Every tool call and its reasoning are visible, and the agent asks for explicit approval before sensitive actions like sending messages or modifying data. That transparency is the part most enterprise teams will care about.
Why the deployment story matters
The pricing sits in roughly the same neighborhood as DeepSeek-V4 Pro, but the real differentiator is sovereignty. Mistral is positioning Medium 3.5 for customers who want European data residency, low API costs, or the ability to self-host entirely. The four-GPU minimum for self-hosting is unusually low for a 128B dense model and reflects work on inference efficiency, including a separately released EAGLE speculative decoding model for vLLM and SGLang.
To back this infrastructure long-term, Mistral has reportedly taken out an $830 million loan for a data center near Paris. That is a strong signal about where the company expects its margin to come from: not just API calls, but hosted enterprise deployments where compute and data stay on the continent.
How to actually use it
If you want to try it, the model is available through the Mistral API, in Le Chat on Pro, Team and Enterprise plans, and as open weights on Hugging Face.

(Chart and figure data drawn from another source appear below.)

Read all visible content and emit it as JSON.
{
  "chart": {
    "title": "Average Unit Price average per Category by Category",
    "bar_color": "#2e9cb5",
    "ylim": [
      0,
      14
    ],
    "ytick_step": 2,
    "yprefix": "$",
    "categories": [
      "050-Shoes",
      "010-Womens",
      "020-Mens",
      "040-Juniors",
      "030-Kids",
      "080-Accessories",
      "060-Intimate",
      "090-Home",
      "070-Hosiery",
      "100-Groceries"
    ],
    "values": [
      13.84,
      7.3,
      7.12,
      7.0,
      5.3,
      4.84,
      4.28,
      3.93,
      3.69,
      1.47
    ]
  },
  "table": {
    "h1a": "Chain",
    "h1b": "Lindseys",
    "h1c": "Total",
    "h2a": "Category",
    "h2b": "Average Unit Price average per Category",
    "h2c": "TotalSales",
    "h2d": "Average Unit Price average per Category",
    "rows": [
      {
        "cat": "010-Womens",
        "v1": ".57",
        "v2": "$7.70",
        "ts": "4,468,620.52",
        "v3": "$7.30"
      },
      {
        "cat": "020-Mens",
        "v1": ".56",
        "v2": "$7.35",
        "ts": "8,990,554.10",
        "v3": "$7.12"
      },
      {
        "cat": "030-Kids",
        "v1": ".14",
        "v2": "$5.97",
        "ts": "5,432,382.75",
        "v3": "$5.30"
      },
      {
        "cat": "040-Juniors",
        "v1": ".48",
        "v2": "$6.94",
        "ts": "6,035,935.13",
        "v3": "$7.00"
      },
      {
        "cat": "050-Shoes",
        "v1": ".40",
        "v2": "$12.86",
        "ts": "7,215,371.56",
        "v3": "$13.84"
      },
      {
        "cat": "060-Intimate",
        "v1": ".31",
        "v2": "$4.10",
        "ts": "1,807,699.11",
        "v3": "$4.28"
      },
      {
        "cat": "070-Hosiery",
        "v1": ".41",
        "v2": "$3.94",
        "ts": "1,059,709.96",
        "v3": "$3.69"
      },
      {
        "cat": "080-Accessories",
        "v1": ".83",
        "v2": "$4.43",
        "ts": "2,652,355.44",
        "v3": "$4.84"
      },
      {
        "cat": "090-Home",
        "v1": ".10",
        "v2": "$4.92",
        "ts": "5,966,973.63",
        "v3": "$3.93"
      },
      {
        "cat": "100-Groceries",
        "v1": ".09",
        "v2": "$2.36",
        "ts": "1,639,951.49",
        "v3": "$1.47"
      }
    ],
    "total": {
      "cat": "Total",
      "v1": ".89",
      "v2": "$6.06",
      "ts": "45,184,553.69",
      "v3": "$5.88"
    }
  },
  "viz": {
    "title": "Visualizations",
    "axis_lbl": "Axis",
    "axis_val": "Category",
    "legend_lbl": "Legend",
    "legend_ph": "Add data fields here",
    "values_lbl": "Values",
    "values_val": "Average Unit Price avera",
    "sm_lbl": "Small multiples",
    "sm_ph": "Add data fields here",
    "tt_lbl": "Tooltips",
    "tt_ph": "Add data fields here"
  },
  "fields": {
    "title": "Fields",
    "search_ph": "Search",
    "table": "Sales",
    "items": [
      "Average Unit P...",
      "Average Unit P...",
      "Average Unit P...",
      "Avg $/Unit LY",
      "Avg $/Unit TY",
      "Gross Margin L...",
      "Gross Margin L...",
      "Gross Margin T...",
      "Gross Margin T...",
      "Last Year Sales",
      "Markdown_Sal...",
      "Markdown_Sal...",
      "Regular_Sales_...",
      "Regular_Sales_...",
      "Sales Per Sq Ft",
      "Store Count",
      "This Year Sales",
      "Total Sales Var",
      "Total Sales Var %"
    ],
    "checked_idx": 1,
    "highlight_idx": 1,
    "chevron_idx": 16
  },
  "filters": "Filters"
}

For local inference, vLLM is the recommended backend, with SGLang shipping day-zero support and llama.cpp and LM Studio support listed as work in progress. NVIDIA NIM containers are also available for those running on NVIDIA infrastructure.
For coding work specifically, install the Vibe CLI, point it at mistral-medium-3.5 and you can either use the Mistral API or a local vLLM server by editing ~/.vibe/config.toml.
The shift worth watching
The release itself is solid: one model, three former specializations, configurable reasoning, vision baked in. The bigger shift is what async cloud agents imply for how developers work. When a coding session can run for thirty minutes in a sandbox and come back with a draft pull request, the developer’s role moves further toward review, architecture and judgment. Medium 3.5 is the model that made Mistral comfortable shipping that workflow. Whether the agents are reliable enough to actually replace those keystrokes is the question every team will answer for itself over the next few months.